My mash regimen will work fine even with a 100% malted oats grist bill.  I add some CellarScience Glucabuster enzyme to the mash as a little insurance and it lauters flawlessly.

Older noble hops such as Hallertau, Spalt, Saaz, Tettnang, or even E. Kent Goldings are to be preferred.  The finished beer should have some hop aroma.

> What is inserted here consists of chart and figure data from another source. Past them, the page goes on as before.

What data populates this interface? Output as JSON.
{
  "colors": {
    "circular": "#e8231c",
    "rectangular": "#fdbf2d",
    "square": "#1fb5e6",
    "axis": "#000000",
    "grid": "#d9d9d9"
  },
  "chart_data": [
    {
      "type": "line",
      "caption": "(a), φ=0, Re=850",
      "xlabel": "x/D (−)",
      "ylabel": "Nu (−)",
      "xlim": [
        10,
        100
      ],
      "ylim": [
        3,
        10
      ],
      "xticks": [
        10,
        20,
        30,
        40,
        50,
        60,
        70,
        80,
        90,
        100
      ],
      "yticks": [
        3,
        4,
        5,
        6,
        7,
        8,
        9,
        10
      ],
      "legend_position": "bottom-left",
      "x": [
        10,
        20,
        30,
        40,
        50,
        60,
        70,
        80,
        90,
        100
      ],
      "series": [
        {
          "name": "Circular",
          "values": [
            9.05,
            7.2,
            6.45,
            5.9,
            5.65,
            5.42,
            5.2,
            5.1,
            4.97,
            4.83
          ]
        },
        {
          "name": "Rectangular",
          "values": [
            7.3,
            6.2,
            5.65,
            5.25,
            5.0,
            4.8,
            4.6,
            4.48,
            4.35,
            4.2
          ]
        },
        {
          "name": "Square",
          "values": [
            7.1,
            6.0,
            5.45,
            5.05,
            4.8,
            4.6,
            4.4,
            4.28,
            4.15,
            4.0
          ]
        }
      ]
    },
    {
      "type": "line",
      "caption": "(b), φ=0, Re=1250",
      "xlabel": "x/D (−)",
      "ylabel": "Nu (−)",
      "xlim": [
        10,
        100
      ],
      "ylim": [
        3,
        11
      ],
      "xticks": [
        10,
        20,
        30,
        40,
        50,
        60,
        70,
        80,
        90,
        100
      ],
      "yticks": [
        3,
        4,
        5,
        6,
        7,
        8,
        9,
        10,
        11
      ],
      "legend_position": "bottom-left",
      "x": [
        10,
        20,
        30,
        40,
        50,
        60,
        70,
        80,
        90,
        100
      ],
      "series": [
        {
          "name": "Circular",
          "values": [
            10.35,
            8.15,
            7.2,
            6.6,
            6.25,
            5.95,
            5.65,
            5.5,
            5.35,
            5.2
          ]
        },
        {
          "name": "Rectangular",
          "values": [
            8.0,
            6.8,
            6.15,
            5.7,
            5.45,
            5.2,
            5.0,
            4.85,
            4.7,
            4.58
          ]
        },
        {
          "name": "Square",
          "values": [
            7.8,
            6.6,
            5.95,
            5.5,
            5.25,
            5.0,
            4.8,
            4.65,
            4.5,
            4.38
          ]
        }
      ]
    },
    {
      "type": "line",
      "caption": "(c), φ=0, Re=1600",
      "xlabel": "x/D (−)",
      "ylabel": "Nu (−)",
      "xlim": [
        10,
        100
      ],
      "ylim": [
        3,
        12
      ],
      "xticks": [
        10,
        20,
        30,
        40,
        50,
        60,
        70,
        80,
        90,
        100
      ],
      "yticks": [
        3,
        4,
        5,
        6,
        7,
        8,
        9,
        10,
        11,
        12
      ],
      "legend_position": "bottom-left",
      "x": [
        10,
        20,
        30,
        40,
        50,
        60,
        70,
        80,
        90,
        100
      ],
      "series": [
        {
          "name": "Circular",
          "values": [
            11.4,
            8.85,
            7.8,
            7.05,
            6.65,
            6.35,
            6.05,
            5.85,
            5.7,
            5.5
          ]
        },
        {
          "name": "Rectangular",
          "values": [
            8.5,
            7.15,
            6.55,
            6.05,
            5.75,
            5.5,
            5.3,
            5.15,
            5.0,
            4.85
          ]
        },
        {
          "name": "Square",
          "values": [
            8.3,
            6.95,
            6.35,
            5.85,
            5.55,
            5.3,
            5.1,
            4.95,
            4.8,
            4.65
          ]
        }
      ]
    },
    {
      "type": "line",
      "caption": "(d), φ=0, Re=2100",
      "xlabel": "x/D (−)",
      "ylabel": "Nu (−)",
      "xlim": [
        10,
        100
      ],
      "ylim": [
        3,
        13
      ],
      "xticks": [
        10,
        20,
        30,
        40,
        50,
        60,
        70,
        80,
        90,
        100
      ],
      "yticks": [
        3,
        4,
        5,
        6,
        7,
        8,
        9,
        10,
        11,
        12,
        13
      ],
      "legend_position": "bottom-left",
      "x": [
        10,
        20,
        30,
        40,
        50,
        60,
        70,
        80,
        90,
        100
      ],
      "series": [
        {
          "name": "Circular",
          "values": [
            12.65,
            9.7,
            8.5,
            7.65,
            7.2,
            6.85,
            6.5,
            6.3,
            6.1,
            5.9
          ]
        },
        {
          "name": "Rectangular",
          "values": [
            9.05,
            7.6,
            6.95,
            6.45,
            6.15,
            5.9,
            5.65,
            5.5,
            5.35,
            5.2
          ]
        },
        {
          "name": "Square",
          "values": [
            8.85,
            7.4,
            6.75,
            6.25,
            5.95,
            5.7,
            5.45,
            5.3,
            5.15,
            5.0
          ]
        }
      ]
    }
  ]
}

A neutral ale yeast is suggested. (Wyeast 1007, 1056, 1338 – ferment at the low end of range)

I can’t find any conclusive parameters on carbonation other than “The beer must have at least a thin layer of stable foam.” (another Derek Walsh quote)  My guess is that it should be carbonated between 1.5 and 2.2 vol.

The beer may be slightly hazy in clarity but have no acidity or DMS.  Diacetyl at very low levels is acceptable.

Because oats is an oily cereal grain, keeping qualities aren’t what you’d expect in an all barley beer.  Not trying to make an “Oatywine” to lay down until “Tommy comes of age” would seem to be good advice.